Acute liver failure is a health concern worldwide. Stemming from a range of causes, such as viral, drug-induced, alcoholic, or autoimmune, the rate of progression is highly variable, and the environmental factors dictating the outcome remain poorly identified. Through working with an animal model of acute liver failure, our laboratory has found that gut microbiota is a critical modulator of liver injury.
The gut microbiota encompasses the bacteria that reside naturally in the intestines. A growing body of basic and clinical research reveals that microbiota not only modulates diseases in the gut, but it can also impact the course of disease in extra-intestinal disorders such as influenza, rheumatoid arthritis, cardiovascular disease, and type I diabetes. Despite the close interplay between the gut and liver through the portal system, very few studies have connected the microbiota to the regulation of acute liver injury.

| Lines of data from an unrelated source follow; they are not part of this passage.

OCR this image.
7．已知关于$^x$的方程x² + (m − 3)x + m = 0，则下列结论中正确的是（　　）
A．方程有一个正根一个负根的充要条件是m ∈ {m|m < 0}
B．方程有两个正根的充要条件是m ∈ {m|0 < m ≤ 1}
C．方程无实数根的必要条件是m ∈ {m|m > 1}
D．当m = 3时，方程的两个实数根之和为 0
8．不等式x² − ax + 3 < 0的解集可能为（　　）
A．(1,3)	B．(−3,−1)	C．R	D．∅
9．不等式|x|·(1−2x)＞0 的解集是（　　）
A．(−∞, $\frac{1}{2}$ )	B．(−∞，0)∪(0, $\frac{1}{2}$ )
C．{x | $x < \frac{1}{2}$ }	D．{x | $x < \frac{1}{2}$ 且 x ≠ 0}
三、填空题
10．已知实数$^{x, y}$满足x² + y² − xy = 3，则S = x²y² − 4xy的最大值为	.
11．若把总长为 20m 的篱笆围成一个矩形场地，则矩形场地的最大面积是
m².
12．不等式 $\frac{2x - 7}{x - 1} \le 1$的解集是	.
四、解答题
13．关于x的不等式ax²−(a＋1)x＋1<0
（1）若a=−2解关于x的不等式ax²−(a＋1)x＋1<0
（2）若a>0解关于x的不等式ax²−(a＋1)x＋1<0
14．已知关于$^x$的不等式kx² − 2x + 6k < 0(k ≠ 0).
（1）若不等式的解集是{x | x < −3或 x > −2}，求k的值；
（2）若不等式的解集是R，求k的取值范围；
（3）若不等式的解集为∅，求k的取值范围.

Therefore, we investigated the role of the microbiome in determining the extent of hepatic damage. By comparing mice with different commensal composition, and manipulating the microbiota status in germ free and conventionally raised mice, our lab found that the microbiome dictates host susceptibility to hepatic damage. Most importantly, this phenomenon can be readily modulated through the use of antibiotics or probiotics as putative interventions.
In order to elucidate the composition of the microbiota, a complex research process is required. The Dartmouth Graduate Alumni Research Award has contributed with covering some of the costs of the sequencing of samples, allowing us to determine the bacterial species that harbor in the intestines of differentially susceptible mice. This work has been recently submitted for publication.